Ketika berhasil meruntuhkan Dinasti Umayah di Damaskus pada 750 dan naik takhta menjadi khalifah dengan terbentuknya Dinasti Abbasiyah, Abu Abbas as-Saffah mengadakan pengejaran dan pembunuhan terhadap seluruh keluarga Bani Umayah. Namun salah seorang anggota keluarga Bani Umayah, Abdurrahman bin Mu‘awiyah bin Hisyam bin Abdul Malik, berhasil meloloskan diri ke Spanyol.
Keberhasilan pemuda berusia 21 tahun itu merupakan suatu drama yang sangat menarik dalam sejarah Islam. Dalam suatu pengepungan ketat para pengikut Abbasiyah terhadap keluarganya, ia berhasil lolos dan bersembunyi di suatu rumah seorang Arab Badui di tepi Sungai Eufrat.
Pada suatu hari suatu kelompok Abbasiyah yang memburu keluarga Umayah muncul dekat tempat persembunyiannya itu. Abdurrahman, yang ditemani saudaranya yang berusia 13 tahun, menceburkan diri ke sungai. Ia selamat sampai ke seberang, tetapi saudaranya yang masih kecil itu gagal karena tidak pandai berenang.
Abdurrahman mengira bahwa pengikut Abbasiyah akan mengampuni saudaranya itu, mengingat usianya yang masih muda. Ternyata ia pun, seperti keluarganya yang lain, mengalami nasib yang sama, dihukum mati.

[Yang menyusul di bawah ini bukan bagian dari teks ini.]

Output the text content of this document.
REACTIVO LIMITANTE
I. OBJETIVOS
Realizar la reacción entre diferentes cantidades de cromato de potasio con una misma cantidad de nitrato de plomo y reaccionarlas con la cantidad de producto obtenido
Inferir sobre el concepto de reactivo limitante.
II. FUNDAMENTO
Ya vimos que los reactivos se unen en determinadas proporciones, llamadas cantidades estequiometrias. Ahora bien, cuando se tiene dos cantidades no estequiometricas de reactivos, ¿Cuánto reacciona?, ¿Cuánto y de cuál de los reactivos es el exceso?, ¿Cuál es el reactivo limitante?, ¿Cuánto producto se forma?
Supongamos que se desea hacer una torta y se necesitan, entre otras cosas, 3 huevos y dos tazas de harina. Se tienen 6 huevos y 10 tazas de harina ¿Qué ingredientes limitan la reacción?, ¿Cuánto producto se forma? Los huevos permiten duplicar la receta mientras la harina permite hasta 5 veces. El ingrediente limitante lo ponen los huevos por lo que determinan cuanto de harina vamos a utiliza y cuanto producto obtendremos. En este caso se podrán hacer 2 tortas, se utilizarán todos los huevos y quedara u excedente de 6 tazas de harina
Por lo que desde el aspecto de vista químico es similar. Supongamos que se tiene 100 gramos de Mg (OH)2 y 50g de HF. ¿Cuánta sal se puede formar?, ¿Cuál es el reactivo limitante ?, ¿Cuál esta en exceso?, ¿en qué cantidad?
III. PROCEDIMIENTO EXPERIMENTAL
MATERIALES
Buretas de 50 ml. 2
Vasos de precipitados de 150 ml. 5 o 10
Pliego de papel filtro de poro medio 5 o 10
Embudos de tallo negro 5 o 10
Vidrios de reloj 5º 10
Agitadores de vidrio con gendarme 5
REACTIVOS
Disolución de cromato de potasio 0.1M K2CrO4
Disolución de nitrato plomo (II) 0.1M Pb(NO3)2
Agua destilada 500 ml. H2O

Lolos dari pengejaran itu, Abdurrahman sampai ke Spanyol setelah melewati Palestina, Mesir, dan Afrika Utara selama 5 tahun. Tetapi ketika tiba di Afrika Utara ia hampir dibunuh gubernur setempat. Dalam perjalanan tersebut, ditemani seorang pengikut yang setia bernama Badr.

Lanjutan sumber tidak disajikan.